Below is an understanding of Tȟaló Wašté, or "good meat"
presented by student and parent Floris White Bull.
Click Link above for Floris's Full Presentation.
Traditionally and today we hunt. In doing so we participate in the ceremony of life. Energy is exerted to chase our meat. Prayers are said and thanks is given to the animal forit giving it's life to sustain our families. There is a respect given. These animals have lives that they live. They are still a part of the land and are a part of life's cycles.
Many of the cattle that are born into slaughterhouses live strictly for the purpose of being slaughtered. They are kept in confined spaces, fed, and injected with hormones and antibiotics. Their lives are given no prayer or respect, no thanks. Their lives are taken so unceremoniously. There is a whole disconnection of where our food comes from today.

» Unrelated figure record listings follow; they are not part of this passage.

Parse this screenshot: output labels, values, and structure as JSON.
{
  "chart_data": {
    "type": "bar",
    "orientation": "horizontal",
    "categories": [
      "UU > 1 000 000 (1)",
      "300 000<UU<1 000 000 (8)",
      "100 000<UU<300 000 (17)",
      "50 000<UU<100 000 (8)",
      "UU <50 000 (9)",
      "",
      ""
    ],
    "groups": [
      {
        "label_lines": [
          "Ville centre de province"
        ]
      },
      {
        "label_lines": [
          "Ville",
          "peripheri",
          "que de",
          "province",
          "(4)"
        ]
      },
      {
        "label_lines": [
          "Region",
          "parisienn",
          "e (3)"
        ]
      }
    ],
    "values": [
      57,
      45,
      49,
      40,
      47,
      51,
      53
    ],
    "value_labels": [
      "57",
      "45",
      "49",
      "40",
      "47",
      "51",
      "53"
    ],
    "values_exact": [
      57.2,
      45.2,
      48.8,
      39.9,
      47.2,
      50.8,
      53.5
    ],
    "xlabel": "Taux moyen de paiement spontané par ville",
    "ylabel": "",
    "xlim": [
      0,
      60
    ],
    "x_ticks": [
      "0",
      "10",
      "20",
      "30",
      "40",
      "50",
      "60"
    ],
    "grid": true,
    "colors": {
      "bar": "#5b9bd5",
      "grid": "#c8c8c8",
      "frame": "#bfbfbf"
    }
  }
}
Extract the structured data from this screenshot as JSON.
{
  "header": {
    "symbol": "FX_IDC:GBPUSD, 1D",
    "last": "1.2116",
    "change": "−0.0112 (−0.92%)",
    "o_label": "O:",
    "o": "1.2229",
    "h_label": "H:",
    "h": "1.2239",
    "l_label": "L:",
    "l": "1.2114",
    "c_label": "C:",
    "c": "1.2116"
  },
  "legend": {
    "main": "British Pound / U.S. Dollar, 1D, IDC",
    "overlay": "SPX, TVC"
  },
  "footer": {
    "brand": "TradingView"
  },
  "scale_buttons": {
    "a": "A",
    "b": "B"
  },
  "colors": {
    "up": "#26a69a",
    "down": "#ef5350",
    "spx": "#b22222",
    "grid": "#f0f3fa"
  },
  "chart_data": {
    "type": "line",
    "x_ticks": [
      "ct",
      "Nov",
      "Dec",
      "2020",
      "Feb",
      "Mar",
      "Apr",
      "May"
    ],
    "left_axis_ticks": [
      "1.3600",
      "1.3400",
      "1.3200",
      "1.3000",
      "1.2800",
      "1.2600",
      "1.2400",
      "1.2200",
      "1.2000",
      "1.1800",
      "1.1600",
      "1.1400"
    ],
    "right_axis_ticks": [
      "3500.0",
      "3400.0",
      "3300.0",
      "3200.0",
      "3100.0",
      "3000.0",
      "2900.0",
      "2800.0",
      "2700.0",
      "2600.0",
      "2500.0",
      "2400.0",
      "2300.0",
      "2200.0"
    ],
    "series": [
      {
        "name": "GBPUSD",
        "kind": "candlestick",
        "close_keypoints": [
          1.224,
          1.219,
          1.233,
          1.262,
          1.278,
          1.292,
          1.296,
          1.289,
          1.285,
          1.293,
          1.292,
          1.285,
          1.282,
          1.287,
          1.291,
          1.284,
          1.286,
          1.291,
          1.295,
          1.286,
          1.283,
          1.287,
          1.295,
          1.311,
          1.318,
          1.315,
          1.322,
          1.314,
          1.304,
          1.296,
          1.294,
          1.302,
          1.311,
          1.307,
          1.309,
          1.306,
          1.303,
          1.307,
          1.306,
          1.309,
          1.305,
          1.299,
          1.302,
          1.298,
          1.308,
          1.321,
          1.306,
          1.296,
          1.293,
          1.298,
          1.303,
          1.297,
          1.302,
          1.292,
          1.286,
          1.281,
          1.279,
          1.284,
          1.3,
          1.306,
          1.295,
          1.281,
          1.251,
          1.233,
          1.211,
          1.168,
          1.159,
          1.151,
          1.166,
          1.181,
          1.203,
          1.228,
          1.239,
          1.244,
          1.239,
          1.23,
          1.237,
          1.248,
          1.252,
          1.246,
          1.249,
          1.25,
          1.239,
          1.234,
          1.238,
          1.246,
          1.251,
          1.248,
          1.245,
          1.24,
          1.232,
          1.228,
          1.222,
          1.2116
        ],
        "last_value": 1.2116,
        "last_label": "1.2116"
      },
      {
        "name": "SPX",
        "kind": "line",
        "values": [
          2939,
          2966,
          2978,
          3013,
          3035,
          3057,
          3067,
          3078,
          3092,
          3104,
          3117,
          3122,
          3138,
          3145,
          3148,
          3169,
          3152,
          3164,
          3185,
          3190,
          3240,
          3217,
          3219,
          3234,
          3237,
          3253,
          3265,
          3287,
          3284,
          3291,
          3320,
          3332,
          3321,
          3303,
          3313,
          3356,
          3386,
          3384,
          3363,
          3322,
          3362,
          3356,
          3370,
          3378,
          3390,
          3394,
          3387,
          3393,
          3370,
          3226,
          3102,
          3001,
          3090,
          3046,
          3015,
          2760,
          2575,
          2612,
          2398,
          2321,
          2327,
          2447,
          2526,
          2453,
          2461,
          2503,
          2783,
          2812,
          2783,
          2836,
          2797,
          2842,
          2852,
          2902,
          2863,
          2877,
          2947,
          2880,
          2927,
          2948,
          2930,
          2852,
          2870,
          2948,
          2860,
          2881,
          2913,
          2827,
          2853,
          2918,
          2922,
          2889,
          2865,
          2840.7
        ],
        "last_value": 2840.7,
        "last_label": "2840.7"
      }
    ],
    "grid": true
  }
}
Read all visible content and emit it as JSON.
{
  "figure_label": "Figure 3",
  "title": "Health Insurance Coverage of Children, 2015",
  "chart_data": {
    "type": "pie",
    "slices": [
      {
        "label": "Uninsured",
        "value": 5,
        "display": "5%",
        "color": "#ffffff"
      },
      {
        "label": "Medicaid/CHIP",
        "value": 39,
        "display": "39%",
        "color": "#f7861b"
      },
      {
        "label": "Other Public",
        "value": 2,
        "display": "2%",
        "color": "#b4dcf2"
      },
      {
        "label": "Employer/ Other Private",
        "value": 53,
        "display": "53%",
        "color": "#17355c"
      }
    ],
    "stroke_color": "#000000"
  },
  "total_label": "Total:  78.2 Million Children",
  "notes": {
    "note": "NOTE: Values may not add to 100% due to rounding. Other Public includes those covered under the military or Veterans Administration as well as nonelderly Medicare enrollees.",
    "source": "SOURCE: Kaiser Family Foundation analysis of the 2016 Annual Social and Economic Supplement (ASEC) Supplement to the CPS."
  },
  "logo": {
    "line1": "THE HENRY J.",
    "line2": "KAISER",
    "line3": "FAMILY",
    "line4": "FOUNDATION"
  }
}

When we think of costs of eating buffalo as opposed to buffalo,
price can be a reason as to why we do not make this a viable
choice to feed our families. One way to put into context is serving
size. A serving size of meat for an adult is about the size of a stack
of cards. With this knowledge, having a healthier choice of protein is doable. Diabetes is prevalent in our communities. A part of that is due to our diet. With awareness of serving size, healthier choices, and exercise (which can be counted in hunting), we can help make our communities healtier.
Sitting Bull College students participated in a course entitled "Indigenous Perspectives of Food" for the Fall 2016 semester. This course examined the roles of indigenous peoples in historical and contemporary food systems and analyzed concepts such as safety, security, sustainability, and spirituality as they pertain to Native communities and food. This course also offered hands on experience in meal planning, food harvesting, and food preparation in a contemporary Native context.